L’utilisation du tord-nez chez le cheval est une pratique courante lors de soins vétérinaires ou de la tonte, souvent justifiée par l’idée qu’il procure un effet anesthésiant naturel. Mais cet outil favorise-t-il réellement le bien-être équin ou masque-t-il une douleur intense ?
Si la libération d’endorphines est souvent mise en avant, de nouvelles études scientifiques interrogent l’impact réel du tord-nez sur la fréquence cardiaque et le niveau de stress du cheval. Entre croyances ancestrales et réalité physiologique, plongeons dans les mécanismes de cette technique pour comprendre si elle apaise vraiment votre compagnon ou si des alternatives comme les soins coopératifs devraient être privilégiées.
Comment fonctionne le tord-nez ?
Un tord-nez est en général un bâton sur lequel est attachée une corde plus ou moins épaisse. Cette corde sera passée autour du nez du cheval dans le cas du tord-nez, ou autour de l’oreille du cheval dans le cas du tord-oreille. La corde sera ensuite serrée jusqu’à ce qu’elle comprime le nez ou l’oreille.
Le tord-nez ou le tord-oreille : quel choix faire ?
Soyons clairs d’emblée : le tord-oreille est une pratique à bannir définitivement. Au-delà des dommages physiques qu’il peut causer aux structures fragiles de l’oreille, il génère un stress massif. Les séquelles émotionnelles peuvent durer des semaines, un point crucial que nous aborderons plus bas à la lumière de la première étude scientifique sur le tord-nez et tord oreille.
D’après les croyances autour du tord-nez et du tord oreille, ils permettraient d’avoir le contrôle du cheval grâce à la libération d’endorphine.
Libération d’endorphines et gestion de la douleur
Les endorphines sont des hormones produites naturellement par notre cerveau. Étymologiquement, endorphine signifie :
Endo : à l’intérieur du corps
Morphine : un opiacé qui soulage la douleur.
Donc oui, endorphine signifie un anti-douleur naturel du corps.
Le corps produit et libère donc des endorphines dans plusieurs situations :
- En cas de stress ou de douleur afin de les atténuer
- Lors de moments plaisants afin d’en profiter davantage
- Lors d’efforts afin d’atténuer les potentielles douleurs liées à l’effort et de procurer du plaisir.
Chez le cheval, des endorphines sont par exemple libérées lors de l’allogrooming qui est un moment plaisant, mais aussi en cas de stress (séparation avec les copains ou la poulinière, transport, nouvelle écurie etc.). Elles sont également libérées, comme pensé, lorsque vous lui mettez un tord-nez ou tord-oreille.

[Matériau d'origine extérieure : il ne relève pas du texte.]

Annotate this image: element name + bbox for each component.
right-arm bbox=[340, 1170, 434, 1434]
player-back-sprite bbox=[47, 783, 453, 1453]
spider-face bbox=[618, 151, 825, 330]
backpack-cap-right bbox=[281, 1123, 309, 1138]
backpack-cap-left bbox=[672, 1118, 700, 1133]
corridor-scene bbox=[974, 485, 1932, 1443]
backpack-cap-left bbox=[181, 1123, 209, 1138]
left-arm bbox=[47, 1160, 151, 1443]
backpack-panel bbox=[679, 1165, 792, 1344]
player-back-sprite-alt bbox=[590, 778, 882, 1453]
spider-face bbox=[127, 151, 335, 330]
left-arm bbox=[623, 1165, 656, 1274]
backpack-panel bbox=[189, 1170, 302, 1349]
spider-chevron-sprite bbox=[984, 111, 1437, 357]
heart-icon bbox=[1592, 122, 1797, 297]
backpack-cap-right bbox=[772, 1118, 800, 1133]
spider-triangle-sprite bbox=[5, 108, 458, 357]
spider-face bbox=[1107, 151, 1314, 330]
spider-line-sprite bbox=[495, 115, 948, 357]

Mais du coup, plusieurs questions se posent : comment savoir si les endorphines sont liées à quelque chose de plaisant ou au contraire de stressant voire douloureux ? Comment savoir quelle action le tord-nez a réellement ?
Plaisir ou douleur procuré par le tord-nez ?
D’autres facteurs peuvent être pris en compte afin de définir si la libération d’endorphines est liée à une douleur ou à un bien-être :
- Le rythme cardiaque + la variabilité cardiaque (le RC augmente lors de stress ou de douleur).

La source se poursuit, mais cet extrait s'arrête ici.